Что означало это? Объяснение мистера Люкера не помогло мне. Собственная моя сообразительность, к которой я прибег, не помогла мне. В тот вечер я был приглашен на обед и пошел к себе наверх переодеться отнюдь не в приятном расположении духа. Я не подозревал, что дорога к себе наверх окажется для меня в данном случае дорогой к открытию.
Глава III
Почетным гостем на этом обеде оказался мистер Мертуэт.

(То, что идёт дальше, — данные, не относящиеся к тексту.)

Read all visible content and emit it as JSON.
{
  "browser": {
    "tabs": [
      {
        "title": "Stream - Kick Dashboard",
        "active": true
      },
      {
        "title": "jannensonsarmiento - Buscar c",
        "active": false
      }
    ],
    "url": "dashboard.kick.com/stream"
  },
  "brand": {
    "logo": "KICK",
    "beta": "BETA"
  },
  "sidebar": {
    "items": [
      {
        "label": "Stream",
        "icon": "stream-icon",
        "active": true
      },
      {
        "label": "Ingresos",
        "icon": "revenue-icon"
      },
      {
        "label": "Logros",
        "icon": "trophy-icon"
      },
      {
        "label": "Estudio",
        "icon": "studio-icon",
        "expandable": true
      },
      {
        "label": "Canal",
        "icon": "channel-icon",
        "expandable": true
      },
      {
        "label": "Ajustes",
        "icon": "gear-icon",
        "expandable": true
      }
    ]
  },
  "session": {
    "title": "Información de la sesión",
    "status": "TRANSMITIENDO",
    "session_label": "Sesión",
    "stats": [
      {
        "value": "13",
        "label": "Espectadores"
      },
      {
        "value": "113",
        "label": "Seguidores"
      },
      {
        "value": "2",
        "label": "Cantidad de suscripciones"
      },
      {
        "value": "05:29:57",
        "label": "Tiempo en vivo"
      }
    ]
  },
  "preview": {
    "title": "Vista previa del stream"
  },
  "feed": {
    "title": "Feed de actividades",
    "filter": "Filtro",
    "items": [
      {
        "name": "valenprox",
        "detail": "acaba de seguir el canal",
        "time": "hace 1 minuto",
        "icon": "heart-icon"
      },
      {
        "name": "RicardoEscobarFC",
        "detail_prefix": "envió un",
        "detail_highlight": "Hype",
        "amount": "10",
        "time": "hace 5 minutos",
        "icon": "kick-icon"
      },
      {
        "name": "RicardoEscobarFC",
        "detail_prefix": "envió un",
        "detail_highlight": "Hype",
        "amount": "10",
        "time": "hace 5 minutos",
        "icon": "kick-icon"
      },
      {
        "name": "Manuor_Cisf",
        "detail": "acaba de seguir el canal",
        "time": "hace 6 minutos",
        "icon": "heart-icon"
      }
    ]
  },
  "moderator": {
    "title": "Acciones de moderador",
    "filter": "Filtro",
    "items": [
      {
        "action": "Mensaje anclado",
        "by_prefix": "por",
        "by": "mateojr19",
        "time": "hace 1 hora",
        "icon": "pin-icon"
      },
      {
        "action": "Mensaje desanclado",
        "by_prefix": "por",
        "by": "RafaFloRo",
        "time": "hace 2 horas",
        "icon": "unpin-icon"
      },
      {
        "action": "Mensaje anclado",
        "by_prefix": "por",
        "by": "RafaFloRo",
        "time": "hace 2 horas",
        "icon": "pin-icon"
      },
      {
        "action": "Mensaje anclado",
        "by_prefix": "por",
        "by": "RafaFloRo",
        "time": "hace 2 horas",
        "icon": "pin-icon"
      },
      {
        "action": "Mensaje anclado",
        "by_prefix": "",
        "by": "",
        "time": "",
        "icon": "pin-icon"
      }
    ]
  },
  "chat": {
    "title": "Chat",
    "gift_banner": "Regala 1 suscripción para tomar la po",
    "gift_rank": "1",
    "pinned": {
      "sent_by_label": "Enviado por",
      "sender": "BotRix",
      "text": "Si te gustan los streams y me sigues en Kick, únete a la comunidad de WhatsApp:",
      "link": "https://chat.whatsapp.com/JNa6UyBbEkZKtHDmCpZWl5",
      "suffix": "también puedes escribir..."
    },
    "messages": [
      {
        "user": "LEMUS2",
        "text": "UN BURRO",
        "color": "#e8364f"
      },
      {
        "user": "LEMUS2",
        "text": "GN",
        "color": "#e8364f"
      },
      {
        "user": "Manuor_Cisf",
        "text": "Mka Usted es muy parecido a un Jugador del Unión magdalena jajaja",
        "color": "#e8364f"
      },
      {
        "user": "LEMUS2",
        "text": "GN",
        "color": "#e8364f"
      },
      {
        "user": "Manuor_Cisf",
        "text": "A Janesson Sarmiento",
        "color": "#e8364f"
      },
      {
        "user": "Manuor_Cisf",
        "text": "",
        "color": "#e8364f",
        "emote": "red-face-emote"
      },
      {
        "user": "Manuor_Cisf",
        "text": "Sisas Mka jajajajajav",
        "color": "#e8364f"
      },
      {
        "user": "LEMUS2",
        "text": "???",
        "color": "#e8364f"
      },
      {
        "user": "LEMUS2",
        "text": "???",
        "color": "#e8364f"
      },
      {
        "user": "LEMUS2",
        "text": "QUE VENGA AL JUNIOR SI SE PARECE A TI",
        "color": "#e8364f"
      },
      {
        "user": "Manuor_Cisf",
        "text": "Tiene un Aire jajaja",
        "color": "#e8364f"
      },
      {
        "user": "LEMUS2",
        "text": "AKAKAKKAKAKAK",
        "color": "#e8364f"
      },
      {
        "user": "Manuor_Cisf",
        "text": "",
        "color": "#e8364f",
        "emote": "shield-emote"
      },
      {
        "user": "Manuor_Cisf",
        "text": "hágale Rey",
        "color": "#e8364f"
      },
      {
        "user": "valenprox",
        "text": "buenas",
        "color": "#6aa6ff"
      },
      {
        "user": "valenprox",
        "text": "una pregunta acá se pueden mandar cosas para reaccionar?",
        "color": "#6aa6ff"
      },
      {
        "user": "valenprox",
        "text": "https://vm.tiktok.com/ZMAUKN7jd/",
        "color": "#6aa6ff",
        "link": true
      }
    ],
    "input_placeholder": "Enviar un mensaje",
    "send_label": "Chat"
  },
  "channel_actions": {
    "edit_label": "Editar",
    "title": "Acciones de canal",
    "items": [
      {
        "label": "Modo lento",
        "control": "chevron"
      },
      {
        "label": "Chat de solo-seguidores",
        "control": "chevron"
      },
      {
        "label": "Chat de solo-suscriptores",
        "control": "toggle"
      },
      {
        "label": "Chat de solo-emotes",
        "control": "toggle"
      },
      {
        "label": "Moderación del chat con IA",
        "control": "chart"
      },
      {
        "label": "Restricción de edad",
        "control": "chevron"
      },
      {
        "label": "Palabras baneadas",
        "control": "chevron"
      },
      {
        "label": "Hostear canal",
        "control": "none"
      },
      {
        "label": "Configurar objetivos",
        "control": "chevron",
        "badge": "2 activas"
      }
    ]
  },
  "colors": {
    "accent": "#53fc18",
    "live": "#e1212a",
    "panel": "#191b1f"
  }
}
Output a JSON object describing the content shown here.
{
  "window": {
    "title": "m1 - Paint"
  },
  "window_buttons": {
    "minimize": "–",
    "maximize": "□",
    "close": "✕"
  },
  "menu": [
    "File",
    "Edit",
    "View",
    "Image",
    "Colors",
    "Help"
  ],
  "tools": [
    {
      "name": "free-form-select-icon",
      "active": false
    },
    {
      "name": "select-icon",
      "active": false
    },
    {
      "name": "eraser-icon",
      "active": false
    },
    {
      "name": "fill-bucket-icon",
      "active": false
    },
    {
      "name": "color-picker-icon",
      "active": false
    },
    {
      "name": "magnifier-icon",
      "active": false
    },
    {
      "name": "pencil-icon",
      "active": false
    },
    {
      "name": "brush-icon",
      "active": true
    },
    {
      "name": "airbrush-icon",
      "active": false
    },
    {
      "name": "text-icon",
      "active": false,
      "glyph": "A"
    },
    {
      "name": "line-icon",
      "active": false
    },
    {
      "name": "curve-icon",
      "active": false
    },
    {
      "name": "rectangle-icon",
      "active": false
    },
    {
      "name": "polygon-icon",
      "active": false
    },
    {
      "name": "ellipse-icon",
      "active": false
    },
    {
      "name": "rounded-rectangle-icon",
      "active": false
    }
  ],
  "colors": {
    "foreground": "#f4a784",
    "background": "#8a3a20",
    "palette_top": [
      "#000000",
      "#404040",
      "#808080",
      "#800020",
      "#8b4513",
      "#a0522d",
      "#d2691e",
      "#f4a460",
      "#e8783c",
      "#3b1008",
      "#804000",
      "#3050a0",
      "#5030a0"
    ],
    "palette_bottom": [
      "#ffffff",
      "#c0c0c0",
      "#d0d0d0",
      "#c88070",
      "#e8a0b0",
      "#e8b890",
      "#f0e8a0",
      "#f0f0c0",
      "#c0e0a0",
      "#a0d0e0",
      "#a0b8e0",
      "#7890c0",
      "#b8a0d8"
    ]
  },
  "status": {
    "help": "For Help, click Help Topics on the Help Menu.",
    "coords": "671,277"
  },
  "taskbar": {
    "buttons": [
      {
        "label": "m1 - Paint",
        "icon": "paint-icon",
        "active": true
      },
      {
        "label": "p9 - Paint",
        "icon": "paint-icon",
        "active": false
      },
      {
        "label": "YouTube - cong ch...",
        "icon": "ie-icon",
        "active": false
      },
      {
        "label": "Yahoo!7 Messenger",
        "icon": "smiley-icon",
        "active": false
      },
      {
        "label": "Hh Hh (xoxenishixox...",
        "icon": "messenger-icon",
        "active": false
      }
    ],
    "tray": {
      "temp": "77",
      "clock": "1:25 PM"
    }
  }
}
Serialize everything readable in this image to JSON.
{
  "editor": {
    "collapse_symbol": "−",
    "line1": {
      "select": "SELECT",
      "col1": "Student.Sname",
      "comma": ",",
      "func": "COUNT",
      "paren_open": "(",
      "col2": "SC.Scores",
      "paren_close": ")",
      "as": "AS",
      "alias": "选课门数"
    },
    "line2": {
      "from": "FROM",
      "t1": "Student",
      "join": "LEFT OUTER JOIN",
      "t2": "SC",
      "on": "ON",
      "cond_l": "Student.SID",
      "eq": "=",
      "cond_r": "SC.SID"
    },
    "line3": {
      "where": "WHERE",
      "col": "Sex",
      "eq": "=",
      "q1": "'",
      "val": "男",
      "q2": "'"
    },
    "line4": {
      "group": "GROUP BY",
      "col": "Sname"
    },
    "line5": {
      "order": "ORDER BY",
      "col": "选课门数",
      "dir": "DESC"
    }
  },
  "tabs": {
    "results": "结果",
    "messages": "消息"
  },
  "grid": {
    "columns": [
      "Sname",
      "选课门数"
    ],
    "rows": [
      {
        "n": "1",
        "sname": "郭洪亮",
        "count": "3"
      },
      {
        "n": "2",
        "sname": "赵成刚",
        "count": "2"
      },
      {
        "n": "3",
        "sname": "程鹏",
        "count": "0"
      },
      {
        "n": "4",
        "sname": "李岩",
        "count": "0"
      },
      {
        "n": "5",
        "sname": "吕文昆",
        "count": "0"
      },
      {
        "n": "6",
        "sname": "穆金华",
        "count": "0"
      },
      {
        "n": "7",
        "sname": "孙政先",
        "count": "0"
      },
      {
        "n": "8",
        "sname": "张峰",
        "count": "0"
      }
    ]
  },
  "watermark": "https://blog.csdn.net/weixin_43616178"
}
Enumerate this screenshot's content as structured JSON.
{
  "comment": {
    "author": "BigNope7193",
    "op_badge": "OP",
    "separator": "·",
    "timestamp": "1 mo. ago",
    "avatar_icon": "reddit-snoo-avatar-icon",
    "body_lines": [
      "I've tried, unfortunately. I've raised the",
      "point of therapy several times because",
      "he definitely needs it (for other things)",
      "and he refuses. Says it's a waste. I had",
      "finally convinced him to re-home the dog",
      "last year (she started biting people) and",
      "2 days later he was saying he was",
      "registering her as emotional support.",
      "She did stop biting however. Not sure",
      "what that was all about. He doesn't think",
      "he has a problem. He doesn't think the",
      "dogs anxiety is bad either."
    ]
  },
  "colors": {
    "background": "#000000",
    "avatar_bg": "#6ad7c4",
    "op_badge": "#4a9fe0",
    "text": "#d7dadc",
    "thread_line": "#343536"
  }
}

Когда он вернулся в Англию после всех своих странствований, общество очень заинтересовалось путешественником, испытавшим множество приключений и благополучно преодолевшим множество опасностей. Теперь он объявил, что намерен снова вернуться на арену своих подвигов и проникнуть в области, совершенно еще не изведанные. Такое великолепное равнодушие к опасностям, которым он готов был вторично подвергнуть свою жизнь, подняло ослабевший было интерес к этому герою. Теория вероятностей была явно против возможности его нового спасения. Не каждый день удается нам встречаться за обедом с замечательным человеком и чувствовать, что, весьма вероятно, скоро придется услышать известие об его убийстве.
Когда мужчины остались в столовой одни, я оказался поблизости от мистера Мертуэта. Стоит ли упоминать, что, будучи сплошь англичанами, все гости, как только присутствие дам перестало их стеснять, пустились в разговоры о политике.
Должен признаться, что в отношении этой темы, представляющей столь жгучий интерес для большинства моих соотечественников, я один из самых нетипичных англичан, когда-либо живших на свете. Разговор о политике, как правило, кажется мне самым скучным и бесполезным из разговоров. Взглянув на мистера Мертуэта, когда бутылка обошла первый раз вокруг стола, я увидел, что и он, по-видимому, разделяет мой образ мыслей. Он вел себя осторожно, со всяческим уважением к чувствам своего хозяина, но тем не менее было видно, что он собирается вздремнуть. Мне пришло в голову попытаться разогнать его сон разговором о Лунном камне и, если это удастся, узнать его мнение о дальнейшем развитии заговора индусов, которое имело место в прозаической обстановке моей конторы.
– Если я не ошибаюсь, мистер Мертуэт, – начал я, – вы были знакомы с покойной леди Вериндер и как будто интересовались странными событиями, кончившимися пропажей Лунного камня.
Знаменитый путешественник сделал мне честь тотчас очнуться от своей дремоты и осведомиться, кто я таков. Я сообщил ему о моих отношениях с семьей Гернкастлей, не забыв упомянуть и о том странном положении, которое я занимал относительно полковника и его алмаза. Мистер Мертуэт повернулся на своем стуле так, чтобы оставить за своей спиной всю компанию (и консерваторов, и либералов), и сосредоточил все свое внимание на мистере Бреффе, простом стряпчем.
– Было ли за последнее время что-нибудь слышно об индусах? – спросил он.
– У меня есть все основания полагать, что один из них приходил вчера в мою контору, – ответил я.
Мистера Мертуэта не так-то легко было удивить, но этот мой ответ совершенно поразил его. Я рассказал, что случилось с мистером Люкером и что случилось со мною, точь-в-точь как описал выше.
– Ясно, что прощальный вопрос индуса имел какую-то цель, – прибавил я. – Почему ему так хотелось знать, через какой срок должник имеет право заплатить свой долг?